Bundle: Index Replication

RavenDB is a great database for storing documents, and the ability to create indexes on top of documents make extracting information out of the indexes very easy. There are situations, especially for reports, when you still want to use a relational database. The Index Replication Bundle is meant to handle just those scenarios. It is capable of replicating an index a table in a relational database.

How it works?

Let us consider the following document:

var q = new Question
{
	Title = "How to replicate to relational database?",
	Votes = new[]
	{
		new Vote {Up = true, Comment = "Good!"},
		new Vote {Up = false, Comment = "Nah!"},
		new Vote {Up = true, Comment = "Nice..."}
	}
};

In a relational database, we would need at least two tables to represent this information. The Index Replication bundle is not about replicating documents to a relational database, for the simple reason that it is a highly complex problem (which requires the use of a full ORM like NHibernate to do so). You can't directly replicate between a document and a RDBMS table, because the format of a document simply cannot be made to work on a relational database.

But RavenDB's indexes are meant to extract information from a document into a flat structure, perfect for replicating directly to a relation database table. Let us consider the following trivial index:

// Questions/TitleAndVoteCount
from question in docs.Questions
select new
{
	Title = question.Title,
	VoteCount = question.Votes.Length
};

It is pretty clear that we can easily replicate this index results (because it is a flat data structure) to a relational database. And that is precisely how the Index Replication bundle works. It replicate all the index updates to a table in a relational database.

Installation

To install this bundle please drop a Raven.Bundles.IndexReplication.dll into Plugins directory.

Configuration

Because the Index Replication bundle needs to connect to a relational database, it needs the appropriate connection string. To avoid security concerns, specifying the appropriate connection strings is done in the app.config file in the element, like so:

<connectionStrings>
    <add name="Reports"
        providerName="System.Data.SqlClient"
        connectionString="Data Source=.\sqlexpress;Initial Catalog=QuestionReports;Integrated Security=SSPI;"/>
</connectionStrings>

Using this approach, you can encrypt the connectionStrings section and avoid have a connection string in plain text.

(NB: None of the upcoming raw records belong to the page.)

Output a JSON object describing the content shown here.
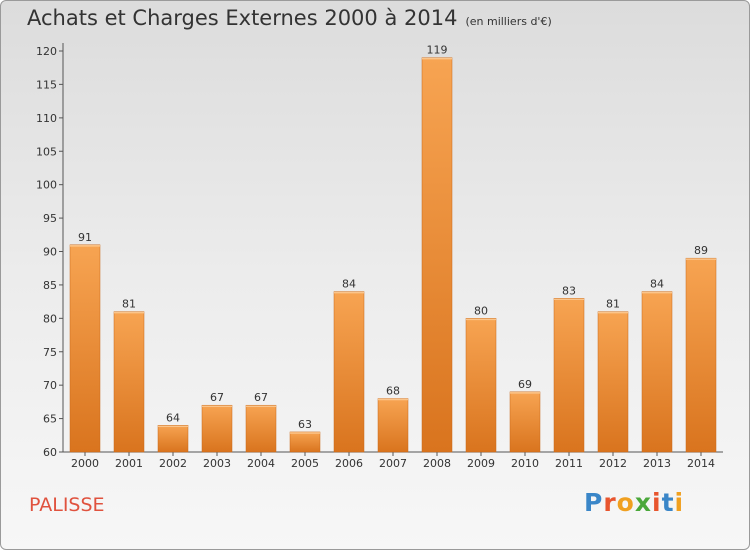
{
  "header": {
    "title": "Achats et Charges Externes 2000 à 2014",
    "subtitle": "(en milliers d'€)"
  },
  "footer": {
    "commune": "PALISSE",
    "logo_letters": [
      "P",
      "r",
      "o",
      "x",
      "i",
      "t",
      "i"
    ],
    "logo_colors": [
      "#3a86c8",
      "#e8552e",
      "#f0a020",
      "#4aa83a",
      "#e8552e",
      "#3a86c8",
      "#f0a020"
    ]
  },
  "chart_data": {
    "type": "bar",
    "title": "Achats et Charges Externes 2000 à 2014",
    "subtitle": "(en milliers d'€)",
    "xlabel": "",
    "ylabel": "",
    "categories": [
      "2000",
      "2001",
      "2002",
      "2003",
      "2004",
      "2005",
      "2006",
      "2007",
      "2008",
      "2009",
      "2010",
      "2011",
      "2012",
      "2013",
      "2014"
    ],
    "values": [
      91,
      81,
      64,
      67,
      67,
      63,
      84,
      68,
      119,
      80,
      69,
      83,
      81,
      84,
      89
    ],
    "data_labels": [
      "91",
      "81",
      "64",
      "67",
      "67",
      "63",
      "84",
      "68",
      "119",
      "80",
      "69",
      "83",
      "81",
      "84",
      "89"
    ],
    "ylim": [
      60,
      120
    ],
    "yticks": [
      60,
      65,
      70,
      75,
      80,
      85,
      90,
      95,
      100,
      105,
      110,
      115,
      120
    ],
    "ytick_labels": [
      "60",
      "65",
      "70",
      "75",
      "80",
      "85",
      "90",
      "95",
      "100",
      "105",
      "110",
      "115",
      "120"
    ],
    "grid": false,
    "bar_color": "#f0913a"
  }
}
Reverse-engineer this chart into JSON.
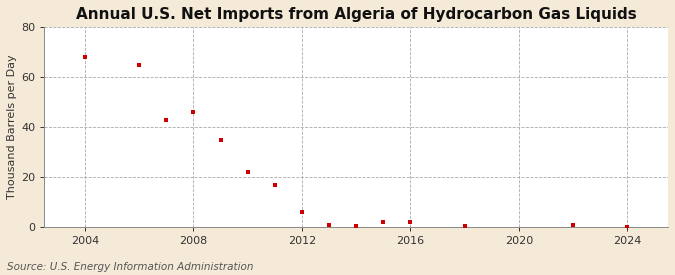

Specifying the providerName definition is mandatory. The following is a list of supported providers:

  • SQL Server - System.Data.SqlClient
  • Oracle - Oracle.DataAccess.Client
  • MySQL - MySql.Data
  • PostgresSQL - Npgsql

Additional providers will likely work as well, but haven't been tested.

The last step to configure the Index Replication bundle is to tell it which indexes to replicate and how to do it. We do that by creating a replication definition document, which looks like this:

new Raven.Bundles.IndexReplication.Data.IndexReplicationDestination
{
	Id = "Raven/IndexReplication/Questions/TitleAndVoteCount",
	ColumnsMapping =
		{
			{"Title", "Title"},
			{"UpVotes", "UpVotes"},
			{"DownVotes", "DownVotes"},
		},
	ConnectionStringName = "Reports",
	PrimaryKeyColumnName = "Id",
	TableName = "QuestionSummaries"
};
  • Id is used to define to which index this document applies to, using the simple ("Raven/IndexReplication/"+ indexName) naming convention.
  • ColumnMapping is used to select which fields are replicated (the keys, of the left) and to which columns they map (the values, on the right).
  • ConnectionStringName species the appropriate connection string to use from the app.config file.
  • PrimaryColumnName is used to uniquely identify each row. The primary key name must not appear in the ColumnsMapping section.
  • TableName is the table to replicate the index to.

Implications

Replicating the index to a relation database table is done as part of the indexing process, which means that indexing (for the replicated indexes only) would be slower. We recommend using dedicated indexes for replication, and never query them if indexing speed is important.

Replicated fields must be set to Store.Yes, if the field isn't set to Store.Yes, the Index Replication bundle will be unable to replicate its value to the relational table.

What is being replicated?

It is important to note that the bundle does not replicate the index itself, it only replicate changes to the index made once the configuration is set. This is a fine distinction, but an important one. What it means is that if you have an existing index, without the matching IndexReplicationDestination document, it will not be replicated. Once you add a matching IndexReplicationDestination document, all new changes to the index will be replicated, but existing documents, which are already indexed, will not be replicated. You can reset the index to force replication of all the matching documents as a result of the re-indexing process.

Error handling

Errors in replicating indexes to relational database table will be logged to the server log and to the global error log (available in the Global Statistics page). They will not stop indexing for the index, nor will they count against the error quota of the index.

It is important to understand that if there was some transient error in replicating to the relational database (for example, because the relational database server was unreachable for a few minutes), documents that were indexed during that time will not be replicated to the relational database table once connectivity is restored.